Barrios V, Escobar C, Ortiz Cortés C, Cosín Sales J, Pascual Figal D A, García-Moll Marimón X
Servicio de Cardiología, Hospital Universitario Ramón y Cajal, Universidad de Alcalá, Madrid, España.
Servicio de Cardiología, Hospital Universitario La Paz, Madrid, España.
Rev Clin Esp (Barc). 2020 Aug-Sep;220(6):339-349. doi: 10.1016/j.rce.2019.10.011. Epub 2020 Feb 26.
To determine the perception and management of heart failure with reduced ejection fraction (HFrEF) by clinical cardiologists and to establish a consensus with recommendations.
We employed the modified Delphi method among a panel of 150 experts who answered a questionnaire that included three blocks: definition and perception of patients with «stable» HFrEF (15 statements), management of patients with «stable» HFrEF (51 statements) and recommendations for optimising the management and follow-up (9 statements). The level of agreement was assessed with a Likert 9-point scale.

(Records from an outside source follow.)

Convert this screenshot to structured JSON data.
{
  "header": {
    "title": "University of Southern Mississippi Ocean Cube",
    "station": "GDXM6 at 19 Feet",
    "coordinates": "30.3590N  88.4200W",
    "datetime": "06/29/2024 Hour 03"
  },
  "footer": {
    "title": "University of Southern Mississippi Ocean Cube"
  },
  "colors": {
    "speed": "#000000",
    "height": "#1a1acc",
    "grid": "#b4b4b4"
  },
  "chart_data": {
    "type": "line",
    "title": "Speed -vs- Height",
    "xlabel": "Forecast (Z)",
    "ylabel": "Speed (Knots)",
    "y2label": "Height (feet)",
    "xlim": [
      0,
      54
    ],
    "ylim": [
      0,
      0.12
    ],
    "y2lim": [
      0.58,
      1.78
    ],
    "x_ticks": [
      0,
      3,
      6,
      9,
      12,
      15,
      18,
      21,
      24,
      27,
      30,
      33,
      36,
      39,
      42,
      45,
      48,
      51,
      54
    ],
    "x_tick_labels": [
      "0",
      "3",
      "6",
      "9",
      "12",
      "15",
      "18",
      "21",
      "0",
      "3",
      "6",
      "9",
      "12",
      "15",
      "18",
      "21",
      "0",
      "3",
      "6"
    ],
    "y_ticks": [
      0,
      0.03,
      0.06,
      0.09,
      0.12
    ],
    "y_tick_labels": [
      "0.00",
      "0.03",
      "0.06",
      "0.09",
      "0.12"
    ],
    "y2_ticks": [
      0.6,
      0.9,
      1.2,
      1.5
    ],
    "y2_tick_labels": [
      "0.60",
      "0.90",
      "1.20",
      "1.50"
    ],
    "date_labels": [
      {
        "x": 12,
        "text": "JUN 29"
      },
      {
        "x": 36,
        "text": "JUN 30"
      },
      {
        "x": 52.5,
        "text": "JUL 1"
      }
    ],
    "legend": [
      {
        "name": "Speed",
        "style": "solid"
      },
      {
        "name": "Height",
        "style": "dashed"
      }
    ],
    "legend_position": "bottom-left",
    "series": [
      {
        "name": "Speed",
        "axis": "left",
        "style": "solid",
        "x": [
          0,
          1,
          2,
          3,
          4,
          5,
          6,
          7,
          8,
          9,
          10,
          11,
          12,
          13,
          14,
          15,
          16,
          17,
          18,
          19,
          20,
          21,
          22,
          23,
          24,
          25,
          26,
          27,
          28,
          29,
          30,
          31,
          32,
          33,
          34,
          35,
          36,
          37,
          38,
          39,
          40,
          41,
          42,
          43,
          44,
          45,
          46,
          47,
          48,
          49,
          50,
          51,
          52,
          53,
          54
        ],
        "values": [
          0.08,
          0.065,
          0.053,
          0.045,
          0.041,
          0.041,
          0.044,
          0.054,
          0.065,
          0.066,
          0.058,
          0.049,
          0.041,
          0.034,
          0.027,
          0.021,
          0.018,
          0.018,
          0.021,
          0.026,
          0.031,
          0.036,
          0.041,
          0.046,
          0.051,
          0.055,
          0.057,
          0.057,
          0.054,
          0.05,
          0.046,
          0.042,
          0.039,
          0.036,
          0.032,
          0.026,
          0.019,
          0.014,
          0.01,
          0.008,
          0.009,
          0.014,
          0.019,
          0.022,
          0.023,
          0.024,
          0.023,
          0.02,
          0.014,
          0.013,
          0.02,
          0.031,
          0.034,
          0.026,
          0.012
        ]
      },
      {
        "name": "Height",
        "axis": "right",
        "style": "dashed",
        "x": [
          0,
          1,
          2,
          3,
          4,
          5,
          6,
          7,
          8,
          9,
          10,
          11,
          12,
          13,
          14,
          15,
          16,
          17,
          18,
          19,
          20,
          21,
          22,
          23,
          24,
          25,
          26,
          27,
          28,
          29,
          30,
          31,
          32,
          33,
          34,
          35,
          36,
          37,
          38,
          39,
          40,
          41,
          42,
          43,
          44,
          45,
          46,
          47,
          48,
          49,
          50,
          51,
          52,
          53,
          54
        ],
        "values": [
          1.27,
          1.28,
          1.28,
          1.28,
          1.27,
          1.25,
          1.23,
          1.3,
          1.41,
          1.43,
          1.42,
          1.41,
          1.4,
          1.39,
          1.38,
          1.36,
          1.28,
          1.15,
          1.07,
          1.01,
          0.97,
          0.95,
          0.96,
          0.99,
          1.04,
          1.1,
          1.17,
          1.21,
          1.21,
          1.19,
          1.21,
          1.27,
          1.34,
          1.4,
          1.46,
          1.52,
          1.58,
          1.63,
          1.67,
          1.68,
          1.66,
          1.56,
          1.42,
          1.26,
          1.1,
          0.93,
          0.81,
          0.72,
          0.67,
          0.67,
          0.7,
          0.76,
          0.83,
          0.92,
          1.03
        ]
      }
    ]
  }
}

A consensus of agreement was reached on 49 statements, a consensus of disagreement was reached on 16, and 10 statements remained undetermined. There was consensus regarding the definition of «stable» HF (82%), that HFrEF had a silent nature that could increase the mortality risk for mildly symptomatic patients (96%) and that the drug treatment should be optimised, regardless of whether a patient with HFrEF remains stable in the same functional class (98.7%). In contrast, there was a consensus of disagreement regarding the notion that treatment with an angiotensin receptor-neprilysin inhibitor is justified only when the functional class worsens (90.7%).
Our current understanding of «stable» HF is insufficient, and the treatment needs to be optimised, even for apparently stable patients, to decrease the risk of disease progression.
确定临床心脏病专家对射血分数降低的心力衰竭(HFrEF)的认知和管理,并就相关建议达成共识。
我们在150名专家组成的小组中采用了改良德尔菲法,这些专家回答了一份包含三个部分的问卷:“稳定型”HFrEF患者的定义和认知(15条陈述)、“稳定型”HFrEF患者的管理(51条陈述)以及优化管理和随访的建议(9条陈述)。采用9点李克特量表评估一致程度。
49条陈述达成了一致共识,16条达成了不一致共识,10条陈述仍未确定。对于“稳定型”心力衰竭的定义(82%)、HFrEF具有隐匿性且可能增加轻度症状患者的死亡风险(96%)以及无论HFrEF患者在同一功能分级中是否保持稳定,药物治疗都应优化(98.7%)达成了共识。相比之下,对于仅在功能分级恶化时才使用血管紧张素受体脑啡肽酶抑制剂进行治疗这一观点存在不一致共识(90.7%)。
我们目前对“稳定型”心力衰竭的认识不足,即使对于明显稳定的患者,治疗也需要优化,以降低疾病进展风险。